Мамины глаза подозрительно заблестели, и папа сдался. Так на неделю раньше меня в нашей семье появилась Штуша.
Она росла вместе со мной – шумная, весёлая и неуклюжая, как и я. Шея у Штуши так и не поправилась полностью: крупная голова клонилась набок, придавая собаке вид глуповатый и одновременно задумчивый. Он мог ввести в заблуждение кого угодно, только не нас. Штуша была умницей и хитрюгой, причём её лукавство не имело ничего общего с обычными собачьими плутнями. Обманывала она умело и вдохновенно. Некоторые проделки выходили на свет божий спустя месяцы.
«У животных нет мимики», – вычитала я в детской энциклопедии. Когда я открывала калитку, Штуша бросалась ко мне с радостным визгом и широченной, во все сорок два, улыбкой.
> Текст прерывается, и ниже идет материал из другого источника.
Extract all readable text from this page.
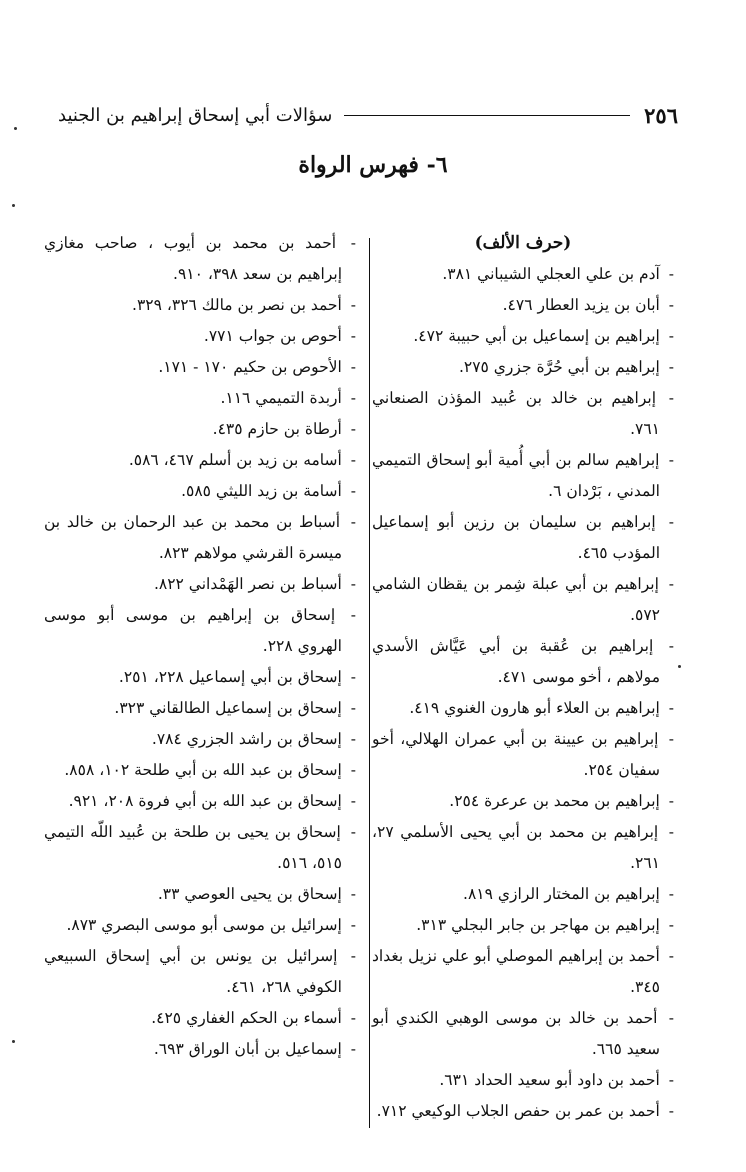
٢٥٦
سؤالات أبي إسحاق إبراهيم بن الجنيد
٦- فهرس الرواة
(حرف الألف)

- آدم بن علي العجلي الشيباني ٣٨١.

- أبان بن يزيد العطار ٤٧٦.

- إبراهيم بن إسماعيل بن أبي حبيبة ٤٧٢.

- إبراهيم بن أبي حُرَّة جزري ٢٧٥.

- إبراهيم بن خالد بن عُبيد المؤذن الصنعاني ٧٦١.

- إبراهيم سالم بن أبي أُمية أبو إسحاق التميمي المدني ، بَرْدان ٦.

- إبراهيم بن سليمان بن رزين أبو إسماعيل المؤدب ٤٦٥.

- إبراهيم بن أبي عبلة شِمر بن يقظان الشامي ٥٧٢.

- إبراهيم بن عُقبة بن أبي عَيَّاش الأسدي مولاهم ، أخو موسى ٤٧١.

- إبراهيم بن العلاء أبو هارون الغنوي ٤١٩.

- إبراهيم بن عيينة بن أبي عمران الهلالي، أخو سفيان ٢٥٤.

- إبراهيم بن محمد بن عرعرة ٢٥٤.

- إبراهيم بن محمد بن أبي يحيى الأسلمي ٢٧، ٢٦١.

- إبراهيم بن المختار الرازي ٨١٩.

- إبراهيم بن مهاجر بن جابر البجلي ٣١٣.

- أحمد بن إبراهيم الموصلي أبو علي نزيل بغداد ٣٤٥.

- أحمد بن خالد بن موسى الوهبي الكندي أبو سعيد ٦٦٥.

- أحمد بن داود أبو سعيد الحداد ٦٣١.

- أحمد بن عمر بن حفص الجلاب الوكيعي ٧١٢.

- أحمد بن محمد بن أيوب ، صاحب مغازي إبراهيم بن سعد ٣٩٨، ٩١٠.

- أحمد بن نصر بن مالك ٣٢٦، ٣٢٩.

- أحوص بن جواب ٧٧١.

- الأحوص بن حكيم ١٧٠ - ١٧١.

- أربدة التميمي ١١٦.

- أرطاة بن حازم ٤٣٥.

- أسامه بن زيد بن أسلم ٤٦٧، ٥٨٦.

- أسامة بن زيد الليثي ٥٨٥.

- أسباط بن محمد بن عبد الرحمان بن خالد بن ميسرة القرشي مولاهم ٨٢٣.

- أسباط بن نصر الهَمْداني ٨٢٢.

- إسحاق بن إبراهيم بن موسى أبو موسى الهروي ٢٢٨.

- إسحاق بن أبي إسماعيل ٢٢٨، ٢٥١.

- إسحاق بن إسماعيل الطالقاني ٣٢٣.

- إسحاق بن راشد الجزري ٧٨٤.

- إسحاق بن عبد الله بن أبي طلحة ١٠٢، ٨٥٨.

- إسحاق بن عبد الله بن أبي فروة ٢٠٨، ٩٢١.

- إسحاق بن يحيى بن طلحة بن عُبيد اللّه التيمي ٥١٥، ٥١٦.

- إسحاق بن يحيى العوصي ٣٣.

- إسرائيل بن موسى أبو موسى البصري ٨٧٣.

- إسرائيل بن يونس بن أبي إسحاق السبيعي الكوفي ٢٦٨، ٤٦١.

- أسماء بن الحكم الغفاري ٤٢٥.

- إسماعيل بن أبان الوراق ٦٩٣.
Она никогда не выпрашивала еду – вместо этого молча садилась посреди кухни и смотрела в упор печальными бархатными глазами. «Неужели, – говорил её взгляд, – у вас не найдётся для такой замечательной собаки, как я, немного еды? Самый маленький, завалящий кусочек?» Если трюк не удавался, Штуша начинала дрожать. Её трясло, как в лихорадке, и всем своим видом она показывала: ещё минута без лакомства – и её уже не спасти. Когда мы привыкли к гипнозу и дрожи, наша гениальная питомица изобрела третий способ воздействия. Она вздыхала. Глубоко, почти по-человечески, заставляя нас вздрагивать.